The plaintiff also sought in his complaint, as alternative relief, credit against his M.C.I., Concord, sentences the time spent in the Deer Island house of correction. During the Superior Court hearing the defendant agreed to give the plaintiff this credit. Accordingly, the issue whether the forthwith sentences ran concurrently with the previously imposed sentences is not before us.

General Laws, c. 279, § 27, provides: “If a convict serving a sentence of imprisonment in a jail or house of correction is convicted of a felony, the court may impose sentence of imprisonment in the state prison and order it to take effect forthwith, notwithstanding the former sentence. The convict shall thereupon be removed to the reception center established under section twenty of chapter one hundred and twenty-seven and shall be discharged at the expiration of his sentence thereto.”
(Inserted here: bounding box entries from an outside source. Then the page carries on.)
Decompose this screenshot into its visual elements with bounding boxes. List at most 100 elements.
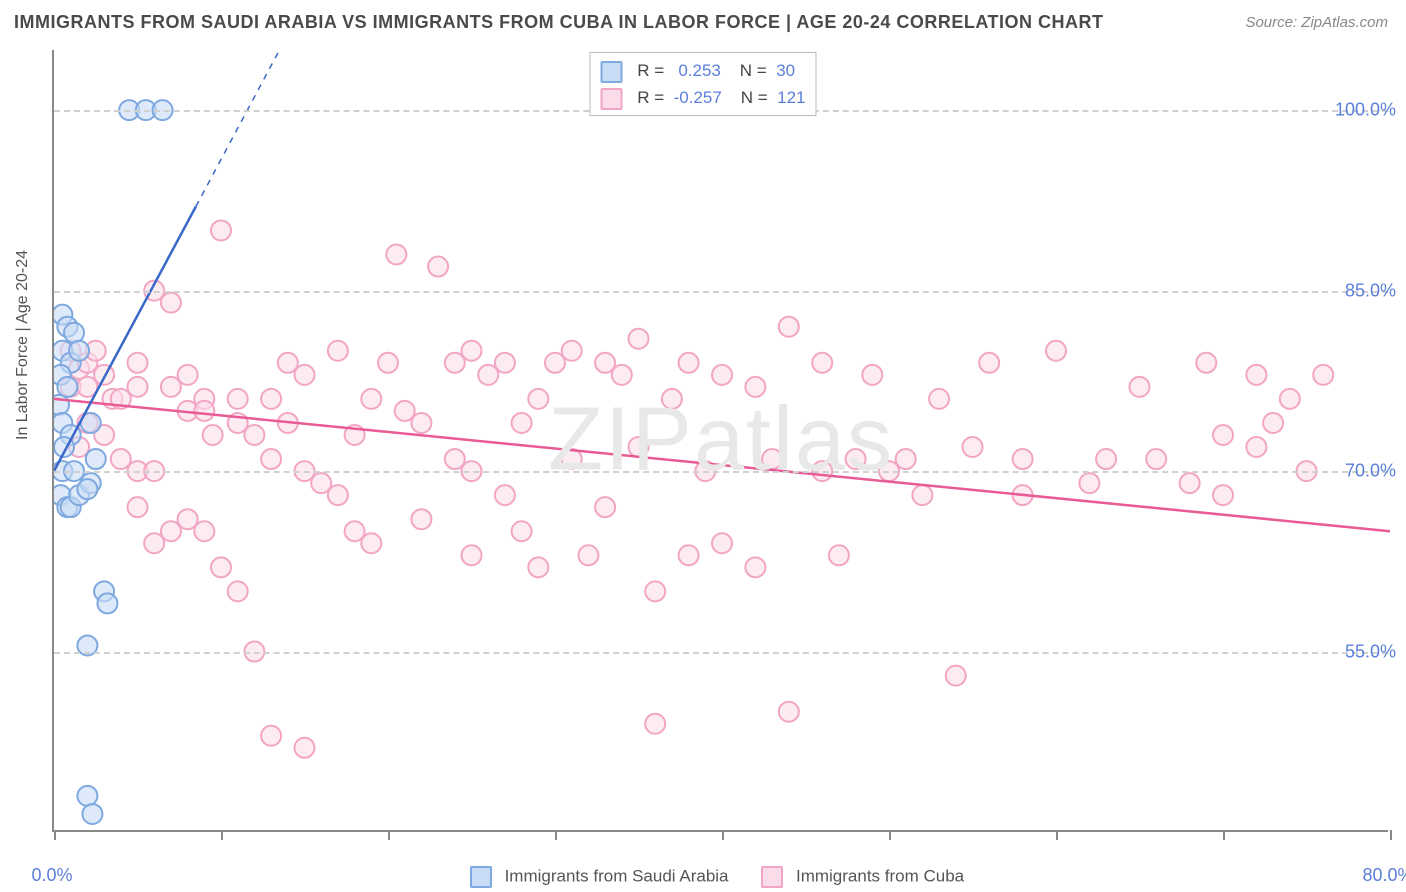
data-point-cuba — [662, 389, 682, 409]
data-point-cuba — [528, 557, 548, 577]
data-point-cuba — [94, 365, 114, 385]
data-point-cuba — [812, 353, 832, 373]
y-tick-label: 100.0% — [1335, 100, 1396, 121]
data-point-cuba — [462, 545, 482, 565]
data-point-cuba — [194, 521, 214, 541]
x-tick — [388, 830, 390, 840]
data-point-cuba — [462, 341, 482, 361]
data-point-cuba — [1096, 449, 1116, 469]
data-point-saudi — [77, 479, 97, 499]
source-attribution: Source: ZipAtlas.com — [1245, 14, 1388, 31]
data-point-saudi — [64, 323, 84, 343]
data-point-cuba — [295, 365, 315, 385]
x-tick — [221, 830, 223, 840]
data-point-cuba — [244, 425, 264, 445]
data-point-cuba — [161, 293, 181, 313]
data-point-saudi — [86, 449, 106, 469]
data-point-cuba — [1213, 425, 1233, 445]
r-value-cuba: -0.257 — [674, 88, 722, 107]
y-tick-label: 85.0% — [1345, 280, 1396, 301]
data-point-cuba — [712, 533, 732, 553]
x-tick — [555, 830, 557, 840]
data-point-cuba — [629, 329, 649, 349]
x-tick — [889, 830, 891, 840]
data-point-cuba — [645, 714, 665, 734]
legend-label-saudi: Immigrants from Saudi Arabia — [505, 866, 729, 885]
data-point-cuba — [528, 389, 548, 409]
data-point-cuba — [912, 485, 932, 505]
chart-container: IMMIGRANTS FROM SAUDI ARABIA VS IMMIGRAN… — [0, 0, 1406, 892]
data-point-cuba — [512, 413, 532, 433]
data-point-cuba — [128, 497, 148, 517]
data-point-cuba — [679, 353, 699, 373]
x-tick — [722, 830, 724, 840]
legend-label-cuba: Immigrants from Cuba — [796, 866, 964, 885]
data-point-cuba — [963, 437, 983, 457]
data-point-cuba — [1213, 485, 1233, 505]
x-tick — [1223, 830, 1225, 840]
data-point-saudi — [82, 804, 102, 824]
data-point-cuba — [211, 557, 231, 577]
data-point-cuba — [194, 401, 214, 421]
data-point-cuba — [361, 389, 381, 409]
data-point-cuba — [629, 437, 649, 457]
data-point-cuba — [979, 353, 999, 373]
data-point-cuba — [829, 545, 849, 565]
data-point-cuba — [1196, 353, 1216, 373]
data-point-cuba — [203, 425, 223, 445]
data-point-cuba — [261, 449, 281, 469]
series-legend: Immigrants from Saudi Arabia Immigrants … — [0, 866, 1406, 888]
data-point-cuba — [261, 726, 281, 746]
data-point-saudi — [69, 341, 89, 361]
data-point-cuba — [762, 449, 782, 469]
data-point-cuba — [178, 365, 198, 385]
x-tick — [1056, 830, 1058, 840]
data-point-cuba — [128, 353, 148, 373]
data-point-cuba — [1246, 365, 1266, 385]
r-label: R = — [637, 88, 664, 107]
chart-title: IMMIGRANTS FROM SAUDI ARABIA VS IMMIGRAN… — [14, 12, 1104, 33]
data-point-cuba — [929, 389, 949, 409]
y-tick-label: 70.0% — [1345, 461, 1396, 482]
data-point-cuba — [1313, 365, 1333, 385]
data-point-cuba — [1280, 389, 1300, 409]
trend-line-cuba — [54, 399, 1390, 531]
legend-row-cuba: R = -0.257 N = 121 — [601, 84, 806, 111]
y-tick-label: 55.0% — [1345, 641, 1396, 662]
gridline-h — [54, 291, 1388, 293]
r-label: R = — [637, 61, 664, 80]
data-point-cuba — [328, 485, 348, 505]
data-point-cuba — [1180, 473, 1200, 493]
x-tick-label: 0.0% — [31, 865, 72, 886]
data-point-cuba — [512, 521, 532, 541]
data-point-cuba — [495, 485, 515, 505]
data-point-cuba — [946, 666, 966, 686]
data-point-cuba — [1130, 377, 1150, 397]
data-point-cuba — [679, 545, 699, 565]
x-tick-label: 80.0% — [1362, 865, 1406, 886]
data-point-cuba — [295, 738, 315, 758]
data-point-cuba — [361, 533, 381, 553]
data-point-cuba — [1079, 473, 1099, 493]
data-point-saudi — [57, 377, 77, 397]
data-point-cuba — [228, 389, 248, 409]
data-point-cuba — [612, 365, 632, 385]
n-label: N = — [740, 61, 767, 80]
data-point-cuba — [1246, 437, 1266, 457]
data-point-cuba — [1263, 413, 1283, 433]
data-point-cuba — [779, 702, 799, 722]
data-point-cuba — [578, 545, 598, 565]
data-point-cuba — [128, 377, 148, 397]
x-tick — [1390, 830, 1392, 840]
n-value-cuba: 121 — [777, 88, 805, 107]
data-point-saudi — [77, 786, 97, 806]
gridline-h — [54, 652, 1388, 654]
legend-swatch-cuba — [601, 88, 623, 110]
data-point-cuba — [428, 257, 448, 277]
n-value-saudi: 30 — [776, 61, 795, 80]
data-point-cuba — [745, 377, 765, 397]
data-point-cuba — [378, 353, 398, 373]
data-point-cuba — [328, 341, 348, 361]
data-point-cuba — [779, 317, 799, 337]
trend-line-dashed-saudi — [196, 50, 280, 206]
The statute, however, does not operate in such a manner as would permit a District or Superior Court judge to impose a sentence to a jail or house of correction on a prisoner then serving a State prison sentence. Kinney, petitioner, supra.
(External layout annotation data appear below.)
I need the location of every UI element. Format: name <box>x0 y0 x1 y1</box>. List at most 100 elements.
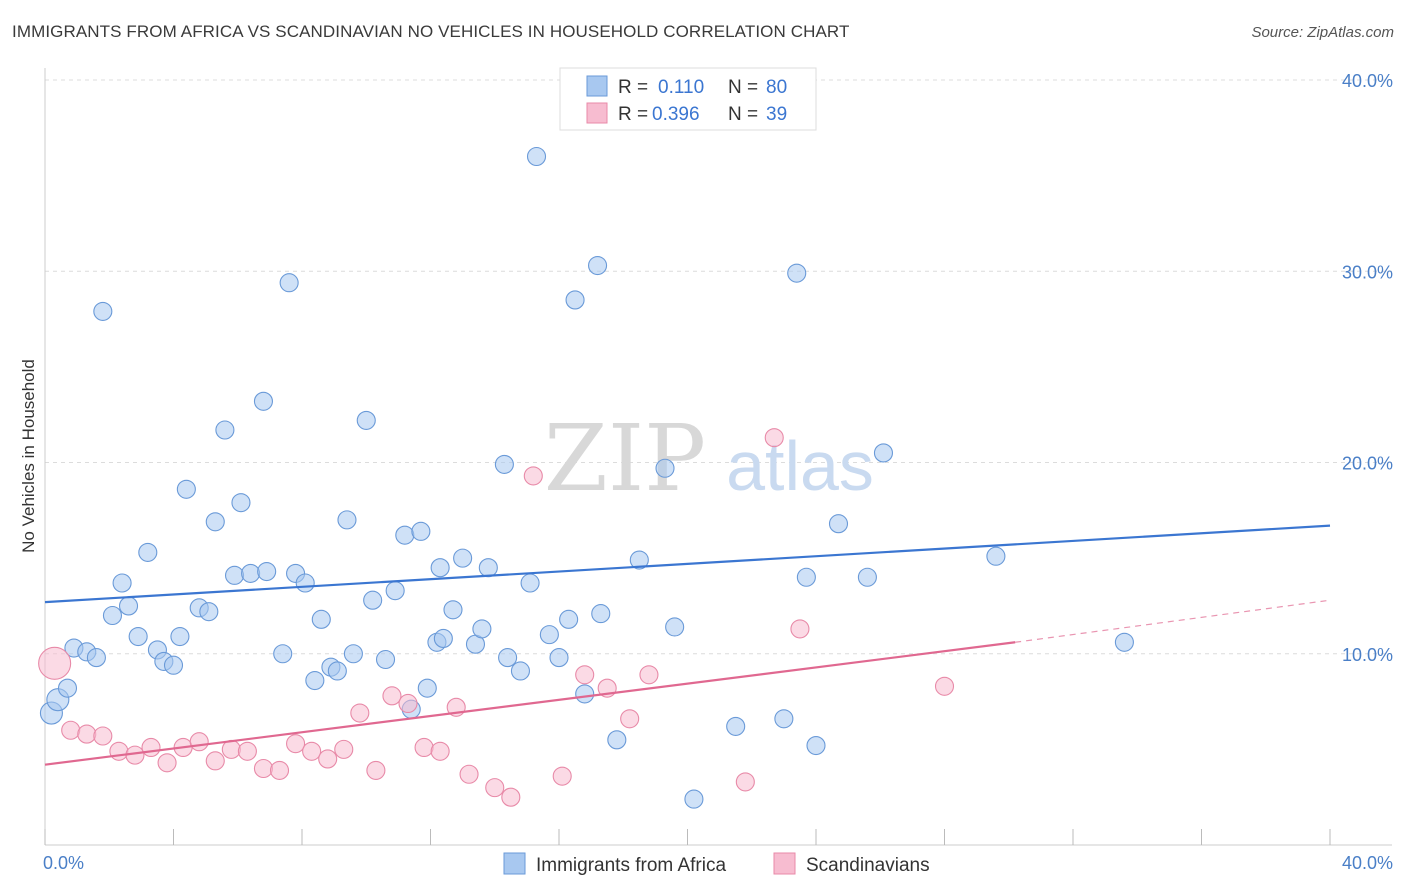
point-africa <box>443 600 463 620</box>
point-africa <box>363 590 383 610</box>
point-africa <box>253 391 274 411</box>
point-africa <box>375 649 396 670</box>
point-scandinavians <box>620 709 640 729</box>
point-africa <box>163 655 184 675</box>
bottom-legend-label-africa: Immigrants from Africa <box>536 855 726 876</box>
point-scandinavians <box>334 739 354 759</box>
point-africa <box>591 604 611 624</box>
point-africa <box>478 558 498 578</box>
point-africa <box>128 626 148 647</box>
point-scandinavians <box>93 726 113 746</box>
point-africa <box>806 735 826 756</box>
watermark: ZIP atlas <box>544 405 874 512</box>
point-scandinavians <box>189 732 209 752</box>
trend-line-africa <box>44 524 1331 604</box>
legend-n-value-africa: 80 <box>766 77 787 98</box>
trend-line-scandinavians <box>44 641 1016 766</box>
point-scandinavians <box>552 766 572 786</box>
point-africa <box>873 443 894 463</box>
point-africa <box>86 648 106 668</box>
data-points <box>38 89 1134 809</box>
legend-row-africa: R = 0.110 N = 80 <box>586 75 787 98</box>
point-scandinavians <box>575 665 595 685</box>
point-scandinavians <box>38 646 72 680</box>
point-africa <box>205 512 225 532</box>
point-africa <box>138 542 158 562</box>
point-africa <box>395 525 415 545</box>
point-africa <box>257 561 277 582</box>
point-africa <box>170 626 190 647</box>
point-africa <box>279 273 299 293</box>
point-africa <box>215 420 235 440</box>
legend-r-value-scandinavians: 0.396 <box>652 104 700 125</box>
point-scandinavians <box>459 764 479 784</box>
point-africa <box>311 609 331 629</box>
watermark-atlas: atlas <box>726 427 874 505</box>
legend-r-label: R = <box>618 77 648 98</box>
y-axis-label: No Vehicles in Household <box>19 359 38 553</box>
bottom-legend-swatch-scandinavians <box>773 852 796 875</box>
point-africa <box>665 617 685 637</box>
point-scandinavians <box>382 686 402 706</box>
point-scandinavians <box>302 741 322 761</box>
point-scandinavians <box>639 665 659 685</box>
x-tick-label: 0.0% <box>43 853 84 873</box>
point-africa <box>176 479 196 499</box>
point-scandinavians <box>790 619 810 639</box>
point-africa <box>199 602 219 622</box>
point-africa <box>607 730 627 750</box>
point-scandinavians <box>77 724 97 744</box>
point-scandinavians <box>269 760 290 780</box>
point-africa <box>559 609 579 629</box>
source-label: Source: ZipAtlas.com <box>1251 24 1394 41</box>
point-scandinavians <box>430 741 450 761</box>
point-scandinavians <box>350 703 370 723</box>
point-scandinavians <box>221 739 241 759</box>
legend-swatch-africa <box>586 75 608 97</box>
point-scandinavians <box>735 772 755 792</box>
point-scandinavians <box>61 720 81 740</box>
point-africa <box>1114 632 1134 652</box>
legend-n-value-scandinavians: 39 <box>766 104 787 125</box>
point-scandinavians <box>157 753 177 773</box>
point-africa <box>520 573 540 593</box>
point-africa <box>241 563 261 583</box>
chart-title: IMMIGRANTS FROM AFRICA VS SCANDINAVIAN N… <box>12 22 850 41</box>
tick-labels: 10.0% 20.0% 30.0% 40.0% 0.0% 40.0% <box>43 71 1393 873</box>
point-scandinavians <box>501 787 521 807</box>
point-africa <box>565 290 585 310</box>
point-africa <box>430 558 450 578</box>
point-africa <box>498 648 518 668</box>
point-africa <box>57 678 78 698</box>
bottom-legend-swatch-africa <box>503 852 526 875</box>
legend-r-value-africa: 0.110 <box>658 77 704 98</box>
point-africa <box>273 644 293 664</box>
bottom-legend: Immigrants from Africa Scandinavians <box>503 852 930 876</box>
legend-n-label: N = <box>728 104 758 125</box>
point-africa <box>510 661 531 681</box>
watermark-zip: ZIP <box>544 405 706 512</box>
bottom-legend-label-scandinavians: Scandinavians <box>806 855 930 876</box>
point-africa <box>118 596 139 616</box>
legend-r-label: R = <box>618 104 648 125</box>
point-scandinavians <box>398 693 418 714</box>
point-africa <box>526 146 547 167</box>
point-africa <box>472 619 492 639</box>
point-africa <box>857 567 877 587</box>
x-tick-label: 40.0% <box>1342 853 1393 873</box>
point-africa <box>224 565 245 585</box>
legend-box: R = 0.110 N = 80 R = 0.396 N = 39 <box>559 67 817 131</box>
point-africa <box>575 684 595 704</box>
point-africa <box>629 550 649 570</box>
point-africa <box>796 567 816 587</box>
point-africa <box>93 301 113 321</box>
point-africa <box>385 581 405 601</box>
point-africa <box>231 493 251 513</box>
point-scandinavians <box>318 749 338 769</box>
point-scandinavians <box>286 734 306 754</box>
point-africa <box>411 521 431 541</box>
legend-swatch-scandinavians <box>586 102 608 124</box>
axes <box>44 68 1392 846</box>
point-scandinavians <box>237 741 257 761</box>
point-africa <box>787 263 807 283</box>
General Laws, c. 279, § 28, provides: “If a convict serving a sentence of imprisonment in the Massachusetts Correctional Institution, Concord, is convicted of a crime punishable by imprisonment in the state prison or house of correction, the court may impose sentence of imprisonment therein and may order it to take effect forthwith, notwithstanding the former sentence. No sentence of imprisonment shall be imposed under this section in the Massachusetts Correctional Institution, Concord, notwithstanding the provisions of section thirty-one.”

Under the amendment newly sentenced prisoners would be removed to the reception center established under G. L. c. 127, § 20, rather than to State prison.